With Christ there is nothing you need to try to bolster yourself with. There’s nothing you need to convince Him of of how unworthy you are. He knows you. He knows your need. He knows where you stand before Him. He knows you can manage your 401K, or hire someone to do it. He knows you can drive yourself to the doctor and the store to get your medication. He knows you can fill out an application and beat the bushes to try to get a job in this tough economy. He knows you can fight for the rights of those less fortunate than you. He knows you make hundreds of little decisions each day in which you control what you do and how you do it.

But He also knows that at the end of the day you know yourself, that you have no control over your life, whether you will live or die tonight or thirty years from now or live but end up in a coma. He knows that you know that while you may not think about it a lot, you cannot convince yourself that you are really fine without Him. That you really are deficient of yourself, that you are completely dependent upon Him in what will happen to you when you die.
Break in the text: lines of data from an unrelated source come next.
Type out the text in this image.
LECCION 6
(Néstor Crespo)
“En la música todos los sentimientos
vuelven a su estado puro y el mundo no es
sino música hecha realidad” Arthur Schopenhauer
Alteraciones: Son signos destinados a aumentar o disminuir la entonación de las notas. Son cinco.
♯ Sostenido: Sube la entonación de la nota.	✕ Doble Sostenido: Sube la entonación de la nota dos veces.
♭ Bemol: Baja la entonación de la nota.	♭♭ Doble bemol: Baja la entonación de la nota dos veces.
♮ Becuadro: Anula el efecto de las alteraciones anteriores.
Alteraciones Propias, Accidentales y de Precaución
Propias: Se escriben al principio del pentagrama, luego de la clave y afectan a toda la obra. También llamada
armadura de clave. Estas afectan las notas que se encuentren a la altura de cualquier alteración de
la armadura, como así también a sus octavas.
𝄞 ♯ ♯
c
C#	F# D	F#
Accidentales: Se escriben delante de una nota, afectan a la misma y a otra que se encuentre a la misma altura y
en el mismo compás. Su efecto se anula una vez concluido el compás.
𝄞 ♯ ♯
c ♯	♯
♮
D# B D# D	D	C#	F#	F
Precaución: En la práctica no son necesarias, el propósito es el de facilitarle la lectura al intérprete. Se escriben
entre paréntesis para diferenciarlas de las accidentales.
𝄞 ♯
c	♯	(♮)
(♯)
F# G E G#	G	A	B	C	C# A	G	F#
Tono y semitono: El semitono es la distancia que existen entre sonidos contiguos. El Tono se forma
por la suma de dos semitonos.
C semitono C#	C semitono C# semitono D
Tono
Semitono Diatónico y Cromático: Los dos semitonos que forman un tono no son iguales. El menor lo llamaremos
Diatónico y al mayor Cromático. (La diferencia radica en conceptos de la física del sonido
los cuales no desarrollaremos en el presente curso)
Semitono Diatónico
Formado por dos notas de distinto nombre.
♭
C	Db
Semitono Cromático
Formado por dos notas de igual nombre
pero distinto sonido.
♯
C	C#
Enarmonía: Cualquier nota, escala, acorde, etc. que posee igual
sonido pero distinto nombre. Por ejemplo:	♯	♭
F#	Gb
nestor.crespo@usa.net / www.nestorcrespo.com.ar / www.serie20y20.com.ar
Our pride wants to be in control. It wants to dictate. It wants to hear what’s good about ourselves. If offended or made to feel bad about ourselves we turn against those who tell us what we don’t want to hear about ourselves. Or we simply turn them off. But the Word of God is not interested in telling us what we want to hear, but what we need to hear. Our pride will scoff at it. The Word of God will chop off any notions we have of false humility. This is the irony that God presents us with: we are nothing of our own selves and everything in Him. We are the crown of His creation and yet deserve eternal damnation because of our sin. We are by nature sinful and unclean and yet loved by God so much that He comes to rescue us, giving His very own life on our behalf.

God’s Word is like a hammer, breaking down our pride in order to bring us to repentance. It brings to us the truest humility there is, the ultimate humility—God Himself becoming a man. God Himself suffering as if He were the sinner. God Himself taking upon Himself the eternal punishment we deserve, all because of His eternal love for us because He created us and wants nothing more than to restore us to the eternal relationship He has with us.

We don’t need to puff ourselves up with pride or worry about our dignity or have any pretenses of humility. Our sufficiency is in Christ. Our life, our hope, our eternal care is in Him. Gladly boast of your deficiency in and of yourself. Humbly confess your sins before Him. Rejoice in His total sufficiency. Full and free forgiveness is yours, now and forever. Amen.